We do this because we love it. We love writing, selling ads, and talking with people who come in to pay their subscriptions.
I am still learning, as all of us are. Lord knows I have made mistakes, but that’s how we learn. I can not promise to be perfect, but I can promise you that I, and the extremely talented staff at VTN, will continue to work hard telling the stories of our community.
Community news is vital. You can get international, national, or statewide news almost anywhere. What goes at VTN is the news of our little pocket of the Chattahoochee Valley. We take our responsibility to keep people informed very seriously. We also have a lot of fun doing it!

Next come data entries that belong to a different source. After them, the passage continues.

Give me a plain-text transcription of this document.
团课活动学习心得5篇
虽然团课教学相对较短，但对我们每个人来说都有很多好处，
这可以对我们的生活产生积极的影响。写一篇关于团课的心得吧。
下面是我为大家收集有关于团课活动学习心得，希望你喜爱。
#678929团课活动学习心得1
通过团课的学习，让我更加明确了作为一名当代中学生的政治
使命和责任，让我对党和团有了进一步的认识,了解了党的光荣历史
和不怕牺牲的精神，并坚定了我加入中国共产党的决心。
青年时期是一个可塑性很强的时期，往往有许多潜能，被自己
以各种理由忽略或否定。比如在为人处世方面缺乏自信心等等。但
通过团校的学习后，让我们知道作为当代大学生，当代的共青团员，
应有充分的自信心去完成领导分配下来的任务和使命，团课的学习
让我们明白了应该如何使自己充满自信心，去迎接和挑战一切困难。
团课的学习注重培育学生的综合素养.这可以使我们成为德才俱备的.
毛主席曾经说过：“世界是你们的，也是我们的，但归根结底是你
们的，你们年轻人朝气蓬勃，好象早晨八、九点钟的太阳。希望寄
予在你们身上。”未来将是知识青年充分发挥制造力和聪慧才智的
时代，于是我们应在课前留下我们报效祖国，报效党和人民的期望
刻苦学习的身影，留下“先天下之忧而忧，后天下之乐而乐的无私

I was welcomed into this community immediately when I first became a reporter in October. Although some were curious how I came to be here from Atlanta. The short answer is I was a post-college grad unsure of my path in life. I loved journalism in school and saw a job posting on Indeed. I had no idea where Lanett was, or how to pronounce LaFayette.
The day I was offered the job of reporter by my former mentor and editor, Daniel Evans, was the same day my grandfather was put on hospice care. The decision to leave Atlanta while my favorite person was wrapping up his time on earth was the most difficult decision of my life.
When I told him the news he was over the moon. He encouraged me in his old Atlanta voice, amazingly similar to Fog Horn Leg Horn, to “put something in there about Georgia Tech football” for him.
Go Yellow Jackets!
Well, there you go Poppa.
The last conversation we had was about my job. He told me how proud he was and how I was “going places.” I wish everyone had as much faith in themselves as a grandparent does in them.
Having to drive away from Atlanta knowing he was not there anymore was hard. This community made it easier. It is my pleasure to be a part of it.